Fieldset
South Sudan: The tragedy of being female

"The girl would not say what had happened. I am sure she is scared and might feel she needs to protect the identity of the perpetrator."

I was on call for the maternity ward last night but it was a relatively quiet night, and so I got some sleep. I can't imagine what this day would be like with no sleep on top of it.

After I rounded in the hospital wards this morning, I was called to the OT (operating theatre or operating room) to evaluate a young girl. Her mother said she had come home with blood running down her legs. On examining her, it was obvious to me that she had been repeatedly raped on a number of occasions based on new and old wounds. She had lacerations along both sides of the vagina all the way up to the cervix, as well as lacerations on the perineum down to the anus. It took a long time to repair them all. 

The girl would not say what had happened. I am sure she is scared and might feel she needs to protect the identity of the perpetrator.

After the surgery I spoke to her mother, explaining what I saw and did and instructing her in post-op care.  She told me through the translator "Thank you for saving my daughter's life." As I walked back from the hospital that morning I felt overwhelmed and started crying, knowing I didn't save her life and I can't save her life. I am sad that she will not have the kind of life I would like for her, the kind of life she deserves.

After lunch, the ex-pat midwife on call was summoned to the hospital for a dead breech baby. The mother was 18 years old, having her first baby, and she had been in labor for 5 days. It was difficult for the midwife get the head out.

Since this young woman is at risk for developing a fistula between her bladder and vagina due to the prolonged pressure from the long labor, a bladder catheter was inserted. The birth also resulted in a large vaginal laceration that I was asked to repair. I injected lidocaine before suturing, but she began to wail.  I was informed by the translator that she was crying not from physical pain, but from grief. I understand. The baby was terma full 3,400 gramsbeautiful, perfect. It was obvious he had only died within the past 24 hours or so.

At the end of the day, a young pregnant woman was brought to the maternity ward, unresponsive with cerebral malaria. Her blood sugar level was undetectable. Her husband had been traveling with her in that state all day because they lived far from the hospital and transport is very difficult around here. She was extremely dehydrated. After IV fluids and sugar, as well as IV antimalarial drugs, she became only slightly responsive. I hope she pulls through tonight because right about now I can't take more tragic outcomes.
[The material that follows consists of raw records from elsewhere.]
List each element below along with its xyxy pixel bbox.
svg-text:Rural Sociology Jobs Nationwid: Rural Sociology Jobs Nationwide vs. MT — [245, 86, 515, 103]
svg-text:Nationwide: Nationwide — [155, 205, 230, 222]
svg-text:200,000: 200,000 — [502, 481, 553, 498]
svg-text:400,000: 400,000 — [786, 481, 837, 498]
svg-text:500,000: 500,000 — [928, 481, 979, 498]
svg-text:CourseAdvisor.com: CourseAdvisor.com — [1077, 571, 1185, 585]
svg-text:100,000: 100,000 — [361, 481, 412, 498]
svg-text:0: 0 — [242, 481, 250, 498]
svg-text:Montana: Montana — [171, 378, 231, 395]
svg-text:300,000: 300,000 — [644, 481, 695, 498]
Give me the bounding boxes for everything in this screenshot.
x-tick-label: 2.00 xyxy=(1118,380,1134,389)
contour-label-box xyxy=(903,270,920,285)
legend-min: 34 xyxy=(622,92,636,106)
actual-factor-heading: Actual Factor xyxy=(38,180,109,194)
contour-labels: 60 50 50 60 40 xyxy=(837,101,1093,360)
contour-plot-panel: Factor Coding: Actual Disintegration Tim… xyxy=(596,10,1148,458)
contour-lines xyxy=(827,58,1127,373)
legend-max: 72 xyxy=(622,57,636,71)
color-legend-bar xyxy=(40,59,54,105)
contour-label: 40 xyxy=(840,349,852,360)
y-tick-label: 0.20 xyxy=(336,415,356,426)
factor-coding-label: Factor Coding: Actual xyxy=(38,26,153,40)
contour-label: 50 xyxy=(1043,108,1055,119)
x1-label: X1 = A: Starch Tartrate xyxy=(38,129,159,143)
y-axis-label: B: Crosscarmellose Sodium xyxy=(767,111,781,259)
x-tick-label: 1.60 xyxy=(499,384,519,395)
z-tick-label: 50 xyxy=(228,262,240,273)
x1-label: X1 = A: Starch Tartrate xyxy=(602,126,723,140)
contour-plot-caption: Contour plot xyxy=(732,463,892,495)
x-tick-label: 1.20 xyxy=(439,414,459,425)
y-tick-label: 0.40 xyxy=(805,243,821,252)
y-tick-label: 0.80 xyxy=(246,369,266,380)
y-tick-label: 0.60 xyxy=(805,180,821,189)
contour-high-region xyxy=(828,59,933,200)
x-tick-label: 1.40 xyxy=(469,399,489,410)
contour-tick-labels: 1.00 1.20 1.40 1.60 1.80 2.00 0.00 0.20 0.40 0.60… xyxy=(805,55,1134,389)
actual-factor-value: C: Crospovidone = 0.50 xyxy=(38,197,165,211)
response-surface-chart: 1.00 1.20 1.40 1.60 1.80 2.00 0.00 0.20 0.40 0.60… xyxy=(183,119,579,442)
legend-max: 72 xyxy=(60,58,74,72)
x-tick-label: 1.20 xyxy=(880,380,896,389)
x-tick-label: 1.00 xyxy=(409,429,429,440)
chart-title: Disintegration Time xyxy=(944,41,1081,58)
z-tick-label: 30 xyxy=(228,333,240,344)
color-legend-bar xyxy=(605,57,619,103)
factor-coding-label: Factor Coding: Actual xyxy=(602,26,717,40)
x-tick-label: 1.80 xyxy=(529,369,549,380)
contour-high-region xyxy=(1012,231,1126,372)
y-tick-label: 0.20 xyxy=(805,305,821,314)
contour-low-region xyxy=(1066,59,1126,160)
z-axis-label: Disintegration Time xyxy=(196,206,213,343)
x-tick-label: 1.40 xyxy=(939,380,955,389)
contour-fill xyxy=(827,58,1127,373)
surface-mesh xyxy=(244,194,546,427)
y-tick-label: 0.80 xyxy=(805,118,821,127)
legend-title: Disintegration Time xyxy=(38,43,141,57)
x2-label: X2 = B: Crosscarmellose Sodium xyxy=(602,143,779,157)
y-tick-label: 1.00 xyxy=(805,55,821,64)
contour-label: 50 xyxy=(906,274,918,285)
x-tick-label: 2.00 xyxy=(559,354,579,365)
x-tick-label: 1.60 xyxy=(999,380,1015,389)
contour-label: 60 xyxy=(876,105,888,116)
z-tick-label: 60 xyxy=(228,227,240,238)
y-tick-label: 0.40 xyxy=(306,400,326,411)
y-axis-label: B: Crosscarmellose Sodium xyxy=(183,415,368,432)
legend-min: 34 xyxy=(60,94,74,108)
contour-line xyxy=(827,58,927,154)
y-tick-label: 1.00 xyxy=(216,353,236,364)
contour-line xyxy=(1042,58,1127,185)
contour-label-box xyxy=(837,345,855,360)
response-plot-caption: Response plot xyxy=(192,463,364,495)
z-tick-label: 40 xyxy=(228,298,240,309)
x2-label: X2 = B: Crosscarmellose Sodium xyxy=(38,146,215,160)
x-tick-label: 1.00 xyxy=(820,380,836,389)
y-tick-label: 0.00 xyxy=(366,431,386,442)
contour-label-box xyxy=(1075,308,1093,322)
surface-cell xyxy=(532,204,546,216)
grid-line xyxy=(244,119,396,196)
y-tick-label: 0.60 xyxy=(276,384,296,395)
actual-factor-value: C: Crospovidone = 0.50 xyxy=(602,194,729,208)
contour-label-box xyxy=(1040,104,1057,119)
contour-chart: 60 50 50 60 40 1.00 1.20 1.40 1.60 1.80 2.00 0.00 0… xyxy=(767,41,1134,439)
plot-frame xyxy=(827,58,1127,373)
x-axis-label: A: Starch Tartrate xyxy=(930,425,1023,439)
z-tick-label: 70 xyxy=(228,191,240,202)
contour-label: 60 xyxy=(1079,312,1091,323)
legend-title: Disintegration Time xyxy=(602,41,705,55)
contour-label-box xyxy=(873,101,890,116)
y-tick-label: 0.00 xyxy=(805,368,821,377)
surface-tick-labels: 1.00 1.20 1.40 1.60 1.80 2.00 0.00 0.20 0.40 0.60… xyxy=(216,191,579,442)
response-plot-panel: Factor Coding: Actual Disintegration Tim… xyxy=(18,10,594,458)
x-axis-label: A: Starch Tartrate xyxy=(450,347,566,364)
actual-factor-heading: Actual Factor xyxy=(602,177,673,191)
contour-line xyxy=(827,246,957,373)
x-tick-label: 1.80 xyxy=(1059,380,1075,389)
Life in South Sudan is very hard. It is particularly difficult to be female in South Sudan. Girls are so vulnerable. Pregnancy is so dangerous. Childbirth, a life-giving event, is too often shadowed by death.   

I am here to help. But I feel helpless.

Editor’s note:  MSF international volunteers and employees experience situations that some people could not even imagine. It is not always easy.  We do what we can to reduce the suffering of vulnerable people wherever we work, and we usually wish that we could do more. Although it is physically and mentally demanding, this work is also very rewarding on a personal level. The writer can be very proud of what she did on this day. Although it seems like small accomplishments to her, there are three young women who are still alive because of her efforts. This is what we do.